By Lotus Cannon and Minh Vu
Seyfarth synopsis: Leading the country with 3,173 federal ADA Title III lawsuits in 2022, plaintiff-friendly court decisions will likely keep New York in the top spot.
It is no surprise that New York has become the nation’s leader in ADA Title III and website accessibility litigation, bypassing California by a substantial margin in 2022. District Court judges in New York – especially in the Southern District – have been increasingly reluctant to dismiss website accessibility lawsuits before discovery.
Cases in point:
In Loadholt v Shirtspace, the blind plaintiff alleged that he attempted to access the defendant’s website with his screen reader to buy a T-Shirt and encountered various barriers to access. Joining the “vast majority of courts” in the Southern District and consistent with his prior opinion in Slade v. Life Spectacular, Inc., U.S. District Judge Andrew Carter held that the defendant’s online-only business is a public accommodation covered by the ADA. (This question has not been addressed by the Second Circuit Court of Appeals, which decides appeals from New York federal courts). Judge Carter also found that plaintiff’s allegations regarding the barriers allegedly encountered on the website, such as multiple dead links, were sufficient to state a claim and that plaintiff’s allegations regarding the T-shirt he intended to purchase, as well as his to return to the website to purchase several T-shirts once the website is made accessible, were sufficient to confer standing. Lastly, the judge denied defendant’s request to dismiss and/or strike plaintiff’s demand for civil penalties, fines, and punitive damages under the NYCHRL as premature.

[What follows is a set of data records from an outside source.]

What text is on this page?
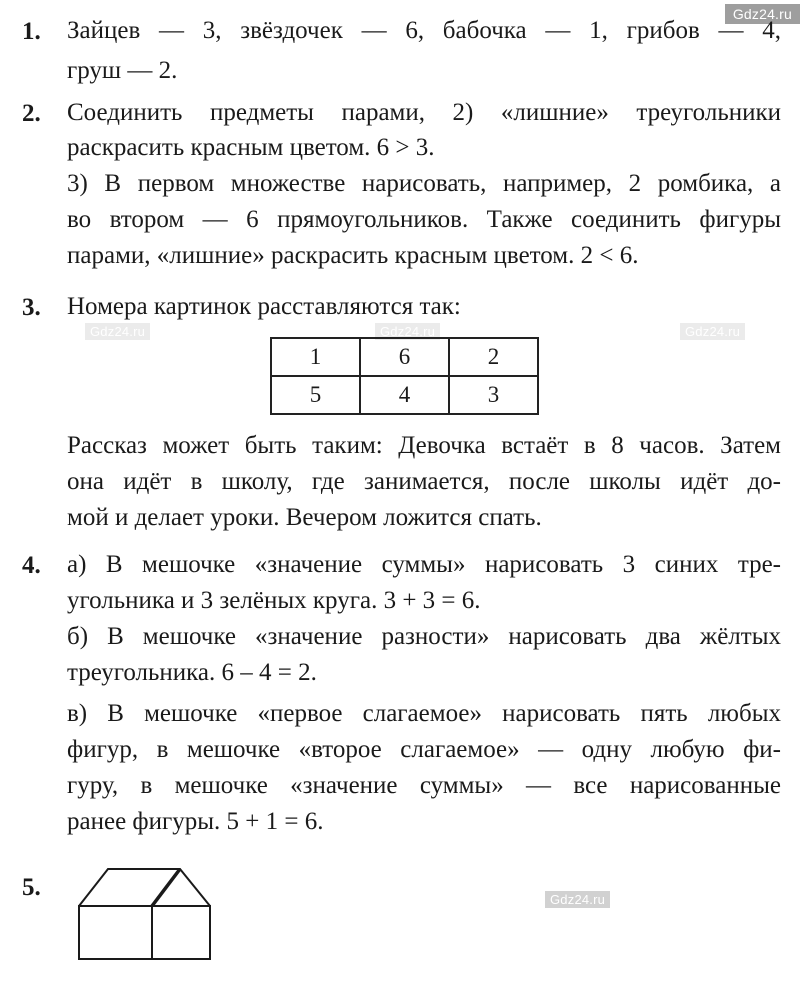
Gdz24.ru
Gdz24.ru	Gdz24.ru	Gdz24.ru
Gdz24.ru
1. Зайцев — 3, звёздочек — 6, бабочка — 1, грибов — 4,
груш — 2.
2. Соединить предметы парами, 2) «лишние» треугольники
раскрасить красным цветом. 6 > 3.
3) В первом множестве нарисовать, например, 2 ромбика, а
во втором — 6 прямоугольников. Также соединить фигуры
парами, «лишние» раскрасить красным цветом. 2 < 6.
3. Номера картинок расставляются так:
1	6	2
5	4	3
Рассказ может быть таким: Девочка встаёт в 8 часов. Затем
она идёт в школу, где занимается, после школы идёт до-
мой и делает уроки. Вечером ложится спать.
4. а) В мешочке «значение суммы» нарисовать 3 синих тре-
угольника и 3 зелёных круга. 3 + 3 = 6.
б) В мешочке «значение разности» нарисовать два жёлтых
треугольника. 6 – 4 = 2.
в) В мешочке «первое слагаемое» нарисовать пять любых
фигур, в мешочке «второе слагаемое» — одну любую фи-
гуру, в мешочке «значение суммы» — все нарисованные
ранее фигуры. 5 + 1 = 6.
5.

In Weekes v The Outdoor Gear Exchange, Inc., the blind plaintiff alleged he encountered various barriers on defendant’s website, which offers a variety of products for outdoor activity, that prevented him from purchasing a carry-on bag. Defendant’s website offers a live telephone customer service representative during store hours whom customers can interact with to learn about defendant’s products and facilitate purchases. U.S. District Judge Ramos found that the availability of customer service representatives as an alternative auxiliary aid had no impact on whether plaintiff had suffered an injury in-fact for standing purposes, and noted that it is unclear whether customer service representatives would even serve as an effective alternative auxiliary aid if they cannot read plaintiff’s screen and are unavailable outside of business hours. Other courts have issued similar rulings, particularly at the motion to dismiss stage. Judge Ramos also denied Defendant’s request to transfer venue to Vermont. Notably, while the defendant did not argue that its website was an online-only business exempt from ADA requirements, the Judge cited a holding in another decision issued by a Southern District of New York judge that a website with no nexus to a physical location where goods and services are offered is a place of public accommodation under Title III of the ADA.
These decisions suggest that New York, and particularly the Southern District, will continue to lead the nation as a hotbed of Title III and website accessibility litigation.